Un exemple de migration

Mes données, mes solutions.

septembre 2002

Mon ordinateur étant mon principal outil de travail, il renferme de très nombreuses informations exploitables et exploitées. Dès lors, la migration manuelle des données était inenvisageable.

Mon analyse à débuté par l’identification de grandes familles de données et des formats qui leur étaient associés :

- archives de courrier électronique (format mbox/unix), raccourcis d’adresse de courrier électronique (format Eudora)
- notes rédigées (formats Word)
- hypertextes (format html)
- copies numériques (format pdf)
- images numériques (formats Pict, Gif, JPeg, PNG)
- site web (base de données Frontier)
- feuilles de calcul (format Excel)
- bases de données applicatives (hyperCard)
- des documents en petit nombre (1-20) sous divers formats
- une kyrielle d’ébauches de documents sous des formats divers.
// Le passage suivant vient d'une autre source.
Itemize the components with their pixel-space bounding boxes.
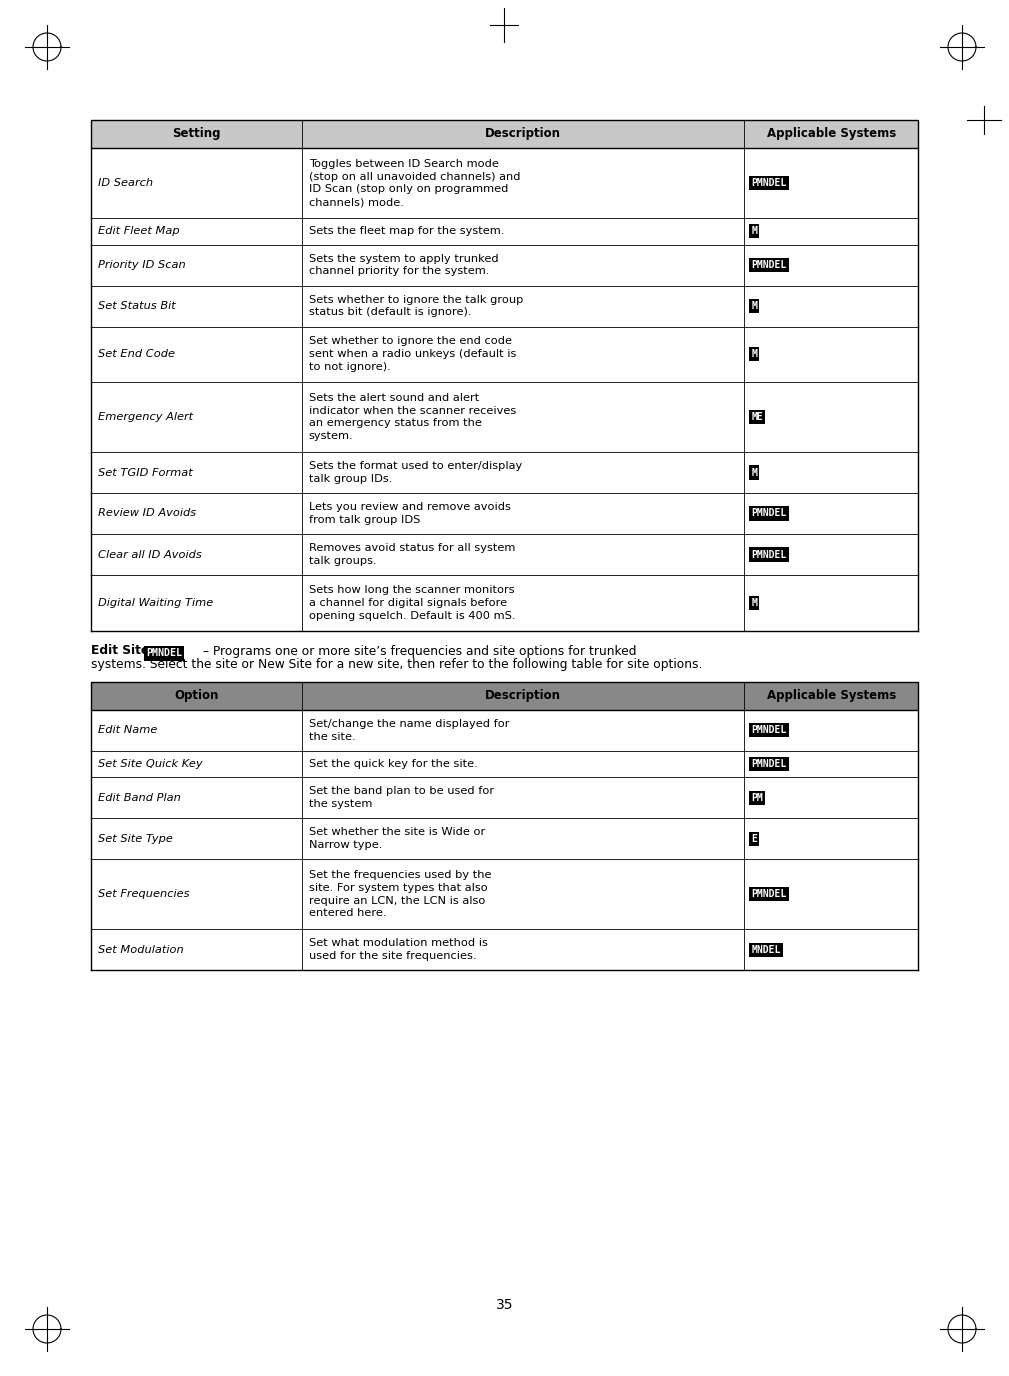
Bar — [91, 285, 918, 326]
Bar — [91, 819, 918, 859]
Bar — [91, 493, 918, 534]
Text: M: M — [752, 301, 757, 311]
Text: Emergency Alert: Emergency Alert — [98, 411, 193, 422]
Bar — [91, 383, 918, 451]
Bar — [91, 777, 918, 819]
Bar — [91, 681, 918, 710]
Text: Set Frequencies: Set Frequencies — [98, 889, 190, 900]
Text: Set Site Type: Set Site Type — [98, 834, 173, 843]
Bar — [91, 451, 918, 493]
Text: Set the quick key for the site.: Set the quick key for the site. — [309, 760, 477, 769]
Text: Digital Waiting Time: Digital Waiting Time — [98, 597, 213, 608]
Text: Sets whether to ignore the talk group
status bit (default is ignore).: Sets whether to ignore the talk group st… — [309, 294, 524, 318]
Text: Priority ID Scan: Priority ID Scan — [98, 260, 186, 270]
Text: Edit Name: Edit Name — [98, 725, 157, 735]
Text: Edit Site: Edit Site — [91, 644, 149, 658]
Bar — [91, 681, 918, 710]
Text: PMNDEL: PMNDEL — [752, 509, 787, 519]
Text: Toggles between ID Search mode
(stop on all unavoided channels) and
ID Scan (sto: Toggles between ID Search mode (stop on … — [309, 158, 521, 208]
Text: PMNDEL: PMNDEL — [146, 648, 182, 659]
Text: Edit Fleet Map: Edit Fleet Map — [98, 226, 180, 237]
Text: Description: Description — [485, 128, 561, 140]
Bar — [91, 149, 918, 217]
Text: Sets the system to apply trunked
channel priority for the system.: Sets the system to apply trunked channel… — [309, 253, 498, 277]
Text: M: M — [752, 468, 757, 477]
Bar — [91, 929, 918, 970]
Text: Set/change the name displayed for
the site.: Set/change the name displayed for the si… — [309, 718, 510, 742]
Text: Applicable Systems: Applicable Systems — [767, 689, 896, 702]
Text: Set Site Quick Key: Set Site Quick Key — [98, 760, 203, 769]
Text: Set Status Bit: Set Status Bit — [98, 301, 176, 311]
Text: Set the frequencies used by the
site. For system types that also
require an LCN,: Set the frequencies used by the site. Fo… — [309, 870, 491, 919]
Text: M: M — [752, 350, 757, 359]
Text: Applicable Systems: Applicable Systems — [767, 128, 896, 140]
Text: PMNDEL: PMNDEL — [752, 178, 787, 189]
Text: Sets how long the scanner monitors
a channel for digital signals before
opening : Sets how long the scanner monitors a cha… — [309, 585, 516, 621]
Text: M: M — [752, 226, 757, 237]
Bar — [91, 120, 918, 149]
Text: systems. Select the site or New Site for a new site, then refer to the following: systems. Select the site or New Site for… — [91, 658, 702, 670]
Text: Edit Band Plan: Edit Band Plan — [98, 793, 181, 802]
Text: 35: 35 — [495, 1298, 514, 1311]
Text: M: M — [752, 597, 757, 608]
Text: Sets the format used to enter/display
talk group IDs.: Sets the format used to enter/display ta… — [309, 461, 522, 484]
Bar — [91, 120, 918, 149]
Text: Removes avoid status for all system
talk groups.: Removes avoid status for all system talk… — [309, 544, 516, 566]
Text: PMNDEL: PMNDEL — [752, 260, 787, 270]
Bar — [91, 326, 918, 383]
Text: Set End Code: Set End Code — [98, 350, 175, 359]
Text: PM: PM — [752, 793, 763, 802]
Text: PMNDEL: PMNDEL — [752, 889, 787, 900]
Text: Set the band plan to be used for
the system: Set the band plan to be used for the sys… — [309, 786, 494, 809]
Text: Set whether the site is Wide or
Narrow type.: Set whether the site is Wide or Narrow t… — [309, 827, 485, 850]
Text: PMNDEL: PMNDEL — [752, 725, 787, 735]
Text: Set whether to ignore the end code
sent when a radio unkeys (default is
to not i: Set whether to ignore the end code sent … — [309, 337, 517, 372]
Text: ME: ME — [752, 411, 763, 422]
Bar — [91, 534, 918, 575]
Text: Set Modulation: Set Modulation — [98, 945, 184, 955]
Text: E: E — [752, 834, 757, 843]
Text: Review ID Avoids: Review ID Avoids — [98, 509, 196, 519]
Text: ID Search: ID Search — [98, 178, 153, 189]
Bar — [91, 575, 918, 630]
Bar — [91, 859, 918, 929]
Bar — [91, 245, 918, 285]
Bar — [91, 710, 918, 751]
Text: Sets the alert sound and alert
indicator when the scanner receives
an emergency : Sets the alert sound and alert indicator… — [309, 392, 517, 442]
Bar — [91, 751, 918, 777]
Text: – Programs one or more site’s frequencies and site options for trunked: – Programs one or more site’s frequencie… — [199, 644, 637, 658]
Text: Description: Description — [485, 689, 561, 702]
Text: Clear all ID Avoids: Clear all ID Avoids — [98, 549, 202, 560]
Text: Option: Option — [175, 689, 219, 702]
Text: PMNDEL: PMNDEL — [752, 549, 787, 560]
Bar — [91, 217, 918, 245]
Text: Set TGID Format: Set TGID Format — [98, 468, 193, 477]
Text: PMNDEL: PMNDEL — [752, 760, 787, 769]
Text: Lets you review and remove avoids
from talk group IDS: Lets you review and remove avoids from t… — [309, 502, 511, 524]
Text: MNDEL: MNDEL — [752, 945, 781, 955]
Text: Set what modulation method is
used for the site frequencies.: Set what modulation method is used for t… — [309, 938, 487, 962]
Text: Setting: Setting — [173, 128, 221, 140]
Text: Sets the fleet map for the system.: Sets the fleet map for the system. — [309, 226, 504, 237]
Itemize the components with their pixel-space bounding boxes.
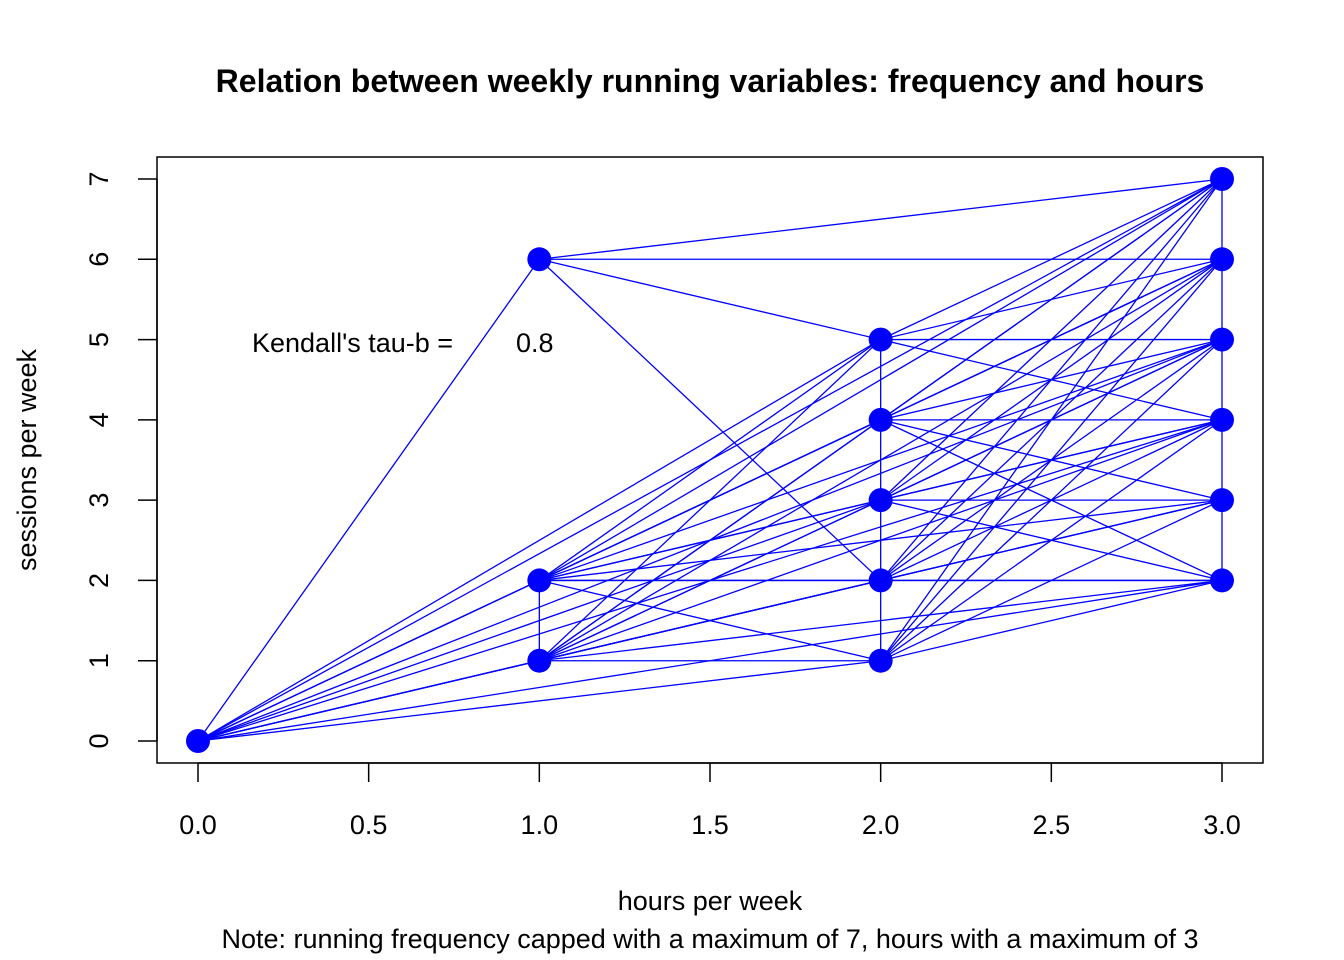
y-tick-label: 5 <box>84 332 114 347</box>
x-tick-label: 1.0 <box>521 810 559 840</box>
pair-line <box>197 339 881 742</box>
x-tick-label: 1.5 <box>691 810 729 840</box>
x-axis-label: hours per week <box>618 886 803 916</box>
connection-lines <box>197 178 1223 742</box>
pair-line <box>539 178 1223 260</box>
data-point <box>868 568 893 593</box>
x-tick-label: 0.0 <box>179 810 217 840</box>
data-point <box>1210 167 1234 191</box>
data-point <box>1210 247 1234 272</box>
pair-line <box>880 338 1223 421</box>
y-tick-label: 2 <box>84 573 114 588</box>
data-points <box>186 167 1234 753</box>
pair-line <box>880 178 1223 341</box>
data-point <box>1210 407 1234 432</box>
data-point <box>1210 568 1234 593</box>
data-point <box>527 247 552 272</box>
y-tick-label: 3 <box>84 493 114 508</box>
y-tick-label: 4 <box>84 412 114 427</box>
pair-line <box>880 419 1223 582</box>
data-point <box>868 648 893 673</box>
data-point <box>868 488 893 513</box>
x-tick-label: 2.5 <box>1033 810 1071 840</box>
data-point <box>868 327 893 352</box>
kendall-label: Kendall's tau-b = <box>252 328 453 358</box>
x-tick-label: 2.0 <box>862 810 900 840</box>
y-tick-label: 1 <box>84 653 114 668</box>
y-tick-label: 7 <box>84 171 114 186</box>
pair-line <box>538 339 882 581</box>
x-tick-label: 0.5 <box>350 810 388 840</box>
y-axis: 0 1 2 3 4 5 6 7 <box>84 171 158 749</box>
data-point <box>527 648 552 673</box>
pair-line <box>880 499 1223 582</box>
pair-line <box>539 579 881 662</box>
pair-line <box>197 258 540 742</box>
y-tick-label: 0 <box>84 733 114 748</box>
data-point <box>1210 327 1234 352</box>
chart-note: Note: running frequency capped with a ma… <box>222 924 1199 954</box>
y-tick-label: 6 <box>84 252 114 267</box>
pair-line <box>880 258 1223 341</box>
data-point <box>1210 488 1234 513</box>
chart-title: Relation between weekly running variable… <box>216 63 1205 99</box>
x-tick-label: 3.0 <box>1203 810 1241 840</box>
data-point <box>186 729 210 753</box>
data-point <box>868 407 893 432</box>
kendall-value: 0.8 <box>516 328 554 358</box>
pair-line <box>880 579 1223 662</box>
pair-line <box>880 419 1223 501</box>
data-point <box>527 568 552 593</box>
pair-line <box>197 660 881 742</box>
y-axis-label: sessions per week <box>12 348 42 571</box>
x-axis: 0.0 0.5 1.0 1.5 2.0 2.5 3.0 <box>179 762 1241 840</box>
pair-line <box>538 258 882 581</box>
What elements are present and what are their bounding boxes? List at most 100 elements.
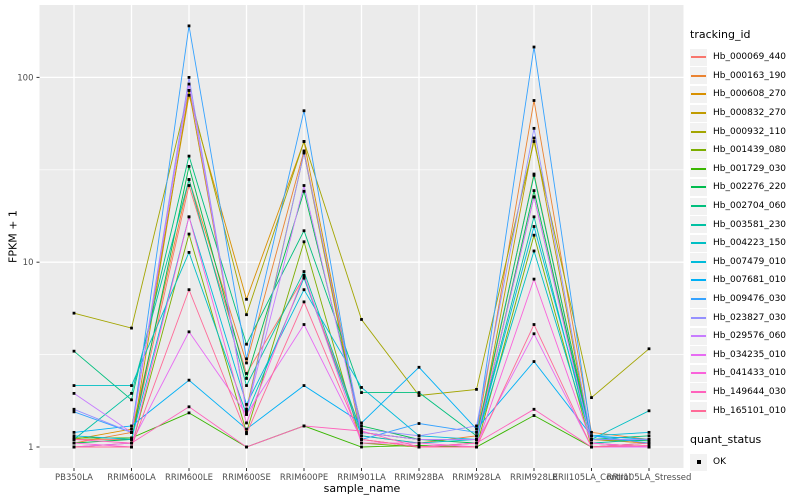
legend-key-box [690,67,707,85]
data-point [360,445,363,449]
legend-item-label: Hb_000932_110 [713,126,787,137]
legend-color-line-icon [691,186,706,189]
data-point [72,441,76,445]
legend-color-line-icon [691,93,706,96]
legend-item-label: OK [713,457,726,468]
legend-key-box [690,271,707,289]
data-point [360,391,363,394]
data-point [532,136,536,140]
legend-item-label: Hb_000069_440 [713,52,787,63]
data-point [532,225,536,228]
data-point [417,422,421,425]
legend-item-label: Hb_165101_010 [713,405,787,416]
data-point [72,445,76,449]
data-point [187,154,191,158]
x-tick-label: RRIM901LA [337,473,386,483]
data-point [187,378,191,382]
data-point [187,330,191,334]
legend-item-Hb_007681_010: Hb_007681_010 [690,271,798,290]
data-point [360,429,363,433]
data-point [72,436,76,440]
data-point [187,411,191,415]
y-tick-label: 1 [28,443,33,453]
legend-item-Hb_009476_030: Hb_009476_030 [690,290,798,309]
data-point [130,437,133,441]
data-point [72,384,76,387]
legend-color-line-icon [691,316,706,319]
data-point [360,427,363,431]
legend-quant-status-block: quant_status OK [690,433,798,472]
data-point [590,437,593,441]
legend-title-tracking-id: tracking_id [690,28,751,41]
data-point [130,384,133,387]
data-point [302,140,306,143]
legend-item-label: Hb_149644_030 [713,386,787,397]
data-point [302,184,306,187]
data-point [532,407,536,411]
legend-item-label: Hb_007479_010 [713,256,787,267]
data-point [245,427,248,431]
data-point [187,215,191,219]
legend-item-label: Hb_023827_030 [713,312,787,323]
data-point [245,445,248,449]
legend-key-box [690,253,707,271]
legend-key-box [690,48,707,66]
data-point [532,140,536,143]
data-point [245,403,248,406]
legend-item-Hb_023827_030: Hb_023827_030 [690,308,798,327]
data-point [360,437,363,441]
legend-item-Hb_165101_010: Hb_165101_010 [690,401,798,420]
legend-item-label: Hb_004223_150 [713,238,787,249]
data-point [475,441,478,445]
data-point [532,414,536,417]
data-point [245,384,248,387]
data-point [130,436,133,440]
x-tick-label: RRII105LA_Stressed [607,473,692,483]
legend-key-box [690,327,707,345]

J’ai mis de côté (au moins momentannément) les deux dernières familles. Parmi les formats restants, j’ai évacué ceux qui ne soulevaient aucun problème parce qu’étant intégralement supportés par du logiciel libre sous linux (gif, pdf, html, etc.), que les formats soient eux-mêmes libres ou non.

Restaient finalement quelques formats pour lesquels la migration avait un sens (autre que la recopie bête et brutale) : mbox, eudora, word, excel,frontier et hypercard. J’ai supposé que ces formats se repartissaient à trois catégories : récupérables, transcodables et irrécupérables.

Un format "récupérable" était pour moi un format pour lequel l’un des logiciels que j’utiliserai sous Linux proposait des possibilités d’importation, plus ou moins complète.

Un format "transcodable" était un format qui nécessitait obligatoirement un transcodage avant toute réexploitation. Ce transcodage devait être le fait d’un logiciel courant, multifonction.

Un format "irrécupérables" était un format pour lequel je ne connaissais pas d’outil trivial de transcodage.

On note que la définition de la première catégorie sous-entend que l’on a déjà opéré certains choix de logiciels sous Linux. Ayant opté pour l’environnement KDE, certains logiciels étaient plus visibles, plus "évidents" que d’autres.

Kmail utilisant les fichiers de mail au format unix, je n’ai eu qu’à reconstituer les dossiers de fichiers messages. Les "boîtes de messages" ont été recopiées directement de MacOS à Linux. Le répertoire d’adresses de mail, a été importé à 80% (les plus importants) grâce à la fonction ad hoc de Kmail.Au final, une récupération assez simple, permise par le choix antérieur (sous MacOS) d’Eudora, comme client de courrier. Cette portabilité "unix" des fichiers avait d’ailleurs été l’un des critères de sélection de Eudora.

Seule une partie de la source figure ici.